Course Launching Spring 2026 — This website is under active development. Content and materials are being continuously updated.

Duke University

AIPI 531: Introduction to Modern Reinforcement Learning

Brinnae Bent, PhD and Xiaoquan Kong

Course Description

This course provides a comprehensive introduction to modern reinforcement learning, covering both theoretical foundations and practical applications. Students will learn classical algorithms like Q-learning and policy gradients, as well as modern deep RL methods including DQN, PPO, and SAC.

Special emphasis is placed on contemporary applications including RLHF for language models, game-playing agents (AlphaZero), robotics control, and safety-critical systems.

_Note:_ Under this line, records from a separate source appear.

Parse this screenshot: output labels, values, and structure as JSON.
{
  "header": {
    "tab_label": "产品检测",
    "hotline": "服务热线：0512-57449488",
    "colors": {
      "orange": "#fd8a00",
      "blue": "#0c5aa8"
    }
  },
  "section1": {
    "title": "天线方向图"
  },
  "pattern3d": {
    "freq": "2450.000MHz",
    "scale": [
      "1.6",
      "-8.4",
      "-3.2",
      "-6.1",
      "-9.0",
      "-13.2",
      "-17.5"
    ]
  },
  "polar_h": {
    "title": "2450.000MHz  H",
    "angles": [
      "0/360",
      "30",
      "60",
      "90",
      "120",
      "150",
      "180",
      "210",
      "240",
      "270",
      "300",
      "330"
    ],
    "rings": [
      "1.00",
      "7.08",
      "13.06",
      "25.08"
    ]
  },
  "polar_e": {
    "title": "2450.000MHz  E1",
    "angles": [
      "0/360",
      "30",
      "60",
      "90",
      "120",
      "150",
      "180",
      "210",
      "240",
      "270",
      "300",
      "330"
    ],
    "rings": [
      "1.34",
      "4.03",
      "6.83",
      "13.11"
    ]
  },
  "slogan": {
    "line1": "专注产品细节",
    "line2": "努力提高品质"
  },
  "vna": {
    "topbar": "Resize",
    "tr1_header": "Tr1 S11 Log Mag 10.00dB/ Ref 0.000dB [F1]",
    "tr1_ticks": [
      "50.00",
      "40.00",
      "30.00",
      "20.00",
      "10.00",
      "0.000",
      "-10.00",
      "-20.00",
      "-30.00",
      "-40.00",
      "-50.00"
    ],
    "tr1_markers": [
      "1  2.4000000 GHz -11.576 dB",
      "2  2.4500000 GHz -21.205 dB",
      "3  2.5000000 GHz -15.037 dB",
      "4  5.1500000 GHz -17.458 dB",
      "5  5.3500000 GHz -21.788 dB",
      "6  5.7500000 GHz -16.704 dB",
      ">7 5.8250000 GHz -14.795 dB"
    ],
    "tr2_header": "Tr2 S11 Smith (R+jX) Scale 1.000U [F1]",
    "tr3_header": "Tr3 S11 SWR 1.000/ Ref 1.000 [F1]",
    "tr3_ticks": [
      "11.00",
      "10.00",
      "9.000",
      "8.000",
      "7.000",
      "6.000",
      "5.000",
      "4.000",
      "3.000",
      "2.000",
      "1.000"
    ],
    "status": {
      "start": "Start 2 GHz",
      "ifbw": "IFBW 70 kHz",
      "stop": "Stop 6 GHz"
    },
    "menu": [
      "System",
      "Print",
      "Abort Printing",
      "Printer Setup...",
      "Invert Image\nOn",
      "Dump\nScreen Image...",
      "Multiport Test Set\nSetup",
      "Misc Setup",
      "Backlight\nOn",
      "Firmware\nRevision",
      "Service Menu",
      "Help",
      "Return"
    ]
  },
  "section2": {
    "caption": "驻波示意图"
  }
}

Through hands-on programming assignments and a final project, students will gain practical experience implementing and training RL agents.

Learning Objectives

By the end of this course, students will be able to:

  • • Formulate real-world problems as Markov Decision Processes (MDPs)
  • • Implement and analyze classical RL algorithms (Q-learning, SARSA, policy gradient)
  • • Design and train deep RL agents using modern frameworks
  • • Apply RL to domains including robotics, NLP, and game playing
  • • Understand safety, alignment, and ethical considerations in deployed RL systems
  • • Read and critically evaluate current RL research papers

Prerequisites

  • Calculus, Linear Algebra, Probability & Statistics
  • Python Programming Proficiency
  • Deep Learning Applications (AIPI 540) or equivalent

Course Structure

  • • 14 comprehensive modules from RL fundamentals to advanced topics
  • • 4 hands-on projects with real-world applications
  • • Interactive lab exercises and coding tutorials
  • • Curated readings from Sutton & Barto and recent research papers

Getting Started

Ready to begin your reinforcement learning journey? Start with the learning modules or explore interactive demos.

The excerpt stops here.